17/10/2012 15:37 BST | Updated 16/12/2012 05:12 GMT

Single Traveller: The Pros and Cons of a Holiday for One

Can there be anything more deliciously self-indulgent than solo travel? Going where you want, when you want? Creating your own agenda, sticking to it if you wish, and ditching it if you don't?

I've often flown solo and I prefer it this way. I can wander around the airport or work in a lounge, board at my own pace without searching for the rest of the group, and switch off for the entire flight. Most of the time though I would find company waiting for me at the other end - a business associate, other conference attendees, a long lost friend.

Until recently, I'd never taken a holiday on my own, there's always been someone up for coming along on the journey. When the chance to take part in a 1-week detox programme in Grenada came up though, I decided this was something I needed to do on my own. And I absolutely loved it.

St Georges Grenada

I got up in my own time, spread my clothes out around the hotel room and made the most of not having to share the space with a single soul. Because of the type of holiday that I was on, I was kept busy with activities, group sports and personal training sessions.

However there were a couple of instances when I became acutely aware that I was alone, and it was a bit of a problem.

The first involved tan lines. The weather was gloriously warm in Grenada and when my schedule allowed I would pull out a sun lounger and make the most of it. I sensibly rubbed my factor 30 sun lotion onto the parts of my exposed skin I could reach. I slapped a blob on the back of each shoulder and as that was the furthest I could reach, that had to do. That evening my back revealed the errors of my ways. Horrid, red, criss-crossing burn lines! Not attractive. In fact, they were so bad, the next day a guest offered to put cream on my back to prevent it happening again. (Which was very kind, if a little embarrassing.)

Pictures are very awkward too; if you want to be in them that is. If I wanted anything varying from my giant head and a speck of sand (now known as 'the holiday selfie'), I would have to ask for help and stand awkwardly all alone on a romantic spot, posing for a stranger.

A selfie taken in Grenada

There were also certain activities I was apprehensive to take up on my own, in particular sampling the local culture. The resort I stayed at attracts a lot of solo female travellers so on this occasion I could pair up with other ladies for visits to town or the nightclubs. Common sense tells me I shouldn't have attempted these things on my own, so if there was no one else willing to come with me I would have missed out on seeing a fascinating side of the country.

Eating alone is a bit sad isn't it? As a writer I could just about get away with dining with my laptop. As a bookworm I was happy to share my table with a good novel. But it was the other diners in the restaurant who felt most uncomfortable about my solo dining. I found that couples often asked me to join them - I suspect wishing I wouldn't. The resort I was staying at had prepared for this, as every night a member of staff hosts a 'singles' table where all the solo travellers can dine together. Joining these tables for a couple of nights I found the company great and conversation flowing, but I'm aware this isn't an option on all holidays or travels abroad.

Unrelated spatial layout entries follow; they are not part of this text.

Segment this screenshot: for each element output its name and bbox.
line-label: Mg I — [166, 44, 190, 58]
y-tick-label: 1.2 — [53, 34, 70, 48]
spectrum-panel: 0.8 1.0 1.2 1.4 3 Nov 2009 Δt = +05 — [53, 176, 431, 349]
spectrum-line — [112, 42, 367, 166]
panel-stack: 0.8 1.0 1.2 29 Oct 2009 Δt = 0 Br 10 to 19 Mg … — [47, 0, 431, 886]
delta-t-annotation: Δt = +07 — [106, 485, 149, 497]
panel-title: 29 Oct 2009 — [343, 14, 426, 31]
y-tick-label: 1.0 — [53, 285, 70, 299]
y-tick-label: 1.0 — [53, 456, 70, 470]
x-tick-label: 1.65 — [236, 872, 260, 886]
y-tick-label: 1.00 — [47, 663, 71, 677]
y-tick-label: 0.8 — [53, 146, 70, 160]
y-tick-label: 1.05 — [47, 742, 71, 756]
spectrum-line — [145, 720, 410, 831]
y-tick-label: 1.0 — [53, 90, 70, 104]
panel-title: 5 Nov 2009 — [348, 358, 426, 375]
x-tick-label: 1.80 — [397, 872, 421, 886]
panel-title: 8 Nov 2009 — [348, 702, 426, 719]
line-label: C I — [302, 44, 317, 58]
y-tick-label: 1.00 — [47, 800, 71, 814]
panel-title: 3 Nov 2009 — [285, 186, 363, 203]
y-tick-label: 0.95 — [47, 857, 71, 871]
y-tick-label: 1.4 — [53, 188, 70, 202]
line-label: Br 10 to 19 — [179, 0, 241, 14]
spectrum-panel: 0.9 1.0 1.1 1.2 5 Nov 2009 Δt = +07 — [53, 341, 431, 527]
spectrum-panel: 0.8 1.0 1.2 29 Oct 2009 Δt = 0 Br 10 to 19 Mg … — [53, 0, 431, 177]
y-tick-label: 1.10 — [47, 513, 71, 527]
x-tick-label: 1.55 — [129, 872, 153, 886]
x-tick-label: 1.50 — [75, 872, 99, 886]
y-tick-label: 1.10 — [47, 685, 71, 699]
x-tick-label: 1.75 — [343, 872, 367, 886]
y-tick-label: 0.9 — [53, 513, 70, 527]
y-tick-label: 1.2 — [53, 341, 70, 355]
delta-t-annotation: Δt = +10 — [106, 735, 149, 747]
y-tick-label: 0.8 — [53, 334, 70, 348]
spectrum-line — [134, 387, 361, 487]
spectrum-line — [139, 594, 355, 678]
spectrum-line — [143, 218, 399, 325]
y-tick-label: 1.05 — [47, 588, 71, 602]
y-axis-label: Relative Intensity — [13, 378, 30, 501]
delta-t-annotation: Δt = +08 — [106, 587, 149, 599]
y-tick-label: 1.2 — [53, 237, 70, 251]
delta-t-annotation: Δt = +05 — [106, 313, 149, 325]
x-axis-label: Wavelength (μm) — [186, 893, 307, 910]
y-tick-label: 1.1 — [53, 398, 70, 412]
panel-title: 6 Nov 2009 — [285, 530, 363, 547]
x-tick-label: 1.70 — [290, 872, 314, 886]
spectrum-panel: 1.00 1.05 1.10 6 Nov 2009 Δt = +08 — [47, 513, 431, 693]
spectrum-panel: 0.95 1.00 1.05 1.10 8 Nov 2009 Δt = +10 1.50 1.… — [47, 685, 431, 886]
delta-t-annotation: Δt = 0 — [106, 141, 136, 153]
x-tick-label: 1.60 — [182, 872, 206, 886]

I noticed that I began talking to myself, particularly in my room which was often silent - I kept putting on the radio just to have some background noise. I missed idle chitchat and started muttering or giggling to myself. During the day I could chat to staff and other guests around the pool but there were many silent periods in my evenings.

During the times when I was sick of silence, or had experienced something amazing I wanted to share with loved ones, I found myself reaching for my iPhone or laptop and hooking up to Wi-Fi like it was the juice of life. With no one to share the highs and lows of my day with, I went online and shared with the world instead. As a blogger this is a beneficial reaction, but I wondered if the average non-blogging Joe Bloggs would just end up doing work or spending all their time online, when they should really be unwinding on holiday?

With an increase of well-priced solo holidays on the market, if your friend or partner doesn't have the time, budget or inclination to join you, I completely recommend taking the deliciously self-indulgent option of going alone. But consider the potential pitfalls I've outlined above and measure your choice of destination and accommodation against them. Finally, pack lots of books and mind you don't burn your back!

Have you ever taken a solo holiday? Would you consider one?